I am trying to supply a bunch of files as input to snakemake
and wildcards are not working for some reason:
rule cluster:
input:
script = '/Users/nikitavlasenko/python_scripts/python/dbscan.py',
path = '/Users/nikitavlasenko/python_scripts/data_files/umap/{sample}.csv'
output:
path = '/Users/nikitavlasenko/python_scripts/output/{sample}'
shell:
"python {input.script} -data {input.path} -eps '0.3' -min_samples '10' -path {output.path}"
I want snakemake
to read files in from the umap
directory, get their names, and then use them to pass to the python script, so that each result would get a unique name. How this task can be achieved without such an error that I am getting right now:
Building DAG of jobs...
WorkflowError:
Target rules may not contain wildcards. Please specify concrete files or
a rule without wildcards.
Update
I found that most probably the rule all
is required at the top:
So I added it like that:
samples='SCID_WT_CCA'
rule all:
input:
expand('/Users/nikitavlasenko/python_scripts/data_files/umap/
{sample}_umap.csv', sample=samples.split(' '))

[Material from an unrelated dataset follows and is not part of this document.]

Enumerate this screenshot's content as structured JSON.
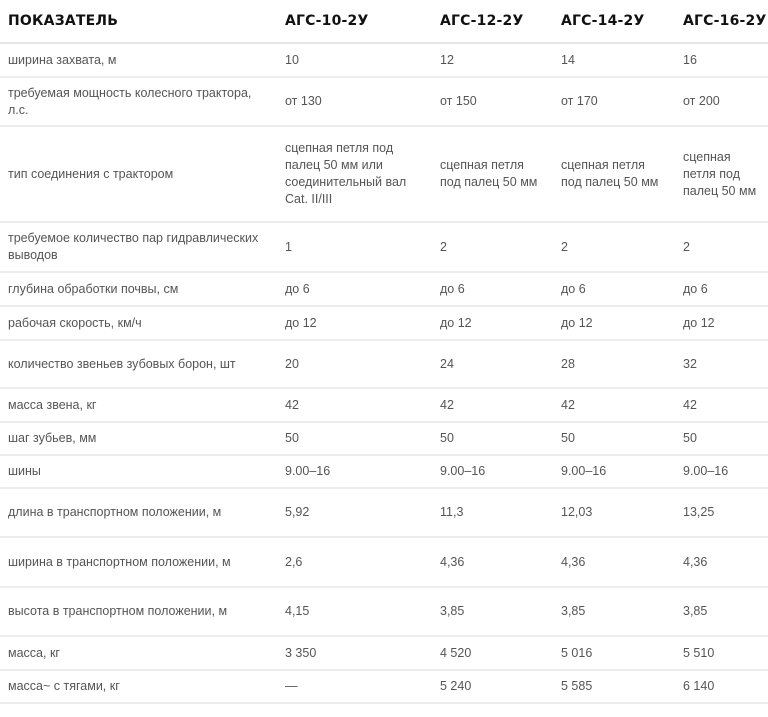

However, I am getting the following weird message:
Building DAG of jobs...
Nothing to be done.
So, it is not running.
Update
I thought that it could be related to the fact that I had just one sample name at the top, so I changed it to:
samples='SCID_WT_CCA WT SCID plus_1 minus_1'
And added the respective files, of course, but it did not fix this error.
Actually if I run snakemake cluster
I get the same error as at the very top, but if I just run snakemake
, then there is nothing to be done
error. I tried to substitute absolute paths for the relative ones, but it did not help:
samples='SCID_WT_CCA WT SCID plus_1 minus_1'
rule all:
input:
expand('data_files/umap/{sample}_umap.csv', sample=samples.split(' '))
rule cluster:
input:
script = 'python/dbscan.py',
path = 'data_files/umap/{sample}_umap.csv'
output:
path = 'output/{sample}'
shell:
"python {input.script} -data {input.path} -eps '0.3' -min_samples '10' -path {output.path}"
The "all" rule should have as input the list of files you want the other rule(s) to generate as output. Here, you seem to be using the list of your starting files instead.
Try the following:
samples = 'SCID_WT_CCA WT SCID plus_1 minus_1'
rule all:
input:
expand('output/{sample}', sample=samples.split(' '))
rule cluster:
input:
script = 'python/dbscan.py',
path = 'data_files/umap/{sample}_umap.csv'
output:
path = 'output/{sample}'
shell:
"python {input.script} -data {input.path} -eps '0.3' -min_samples '10' -path {output.path}"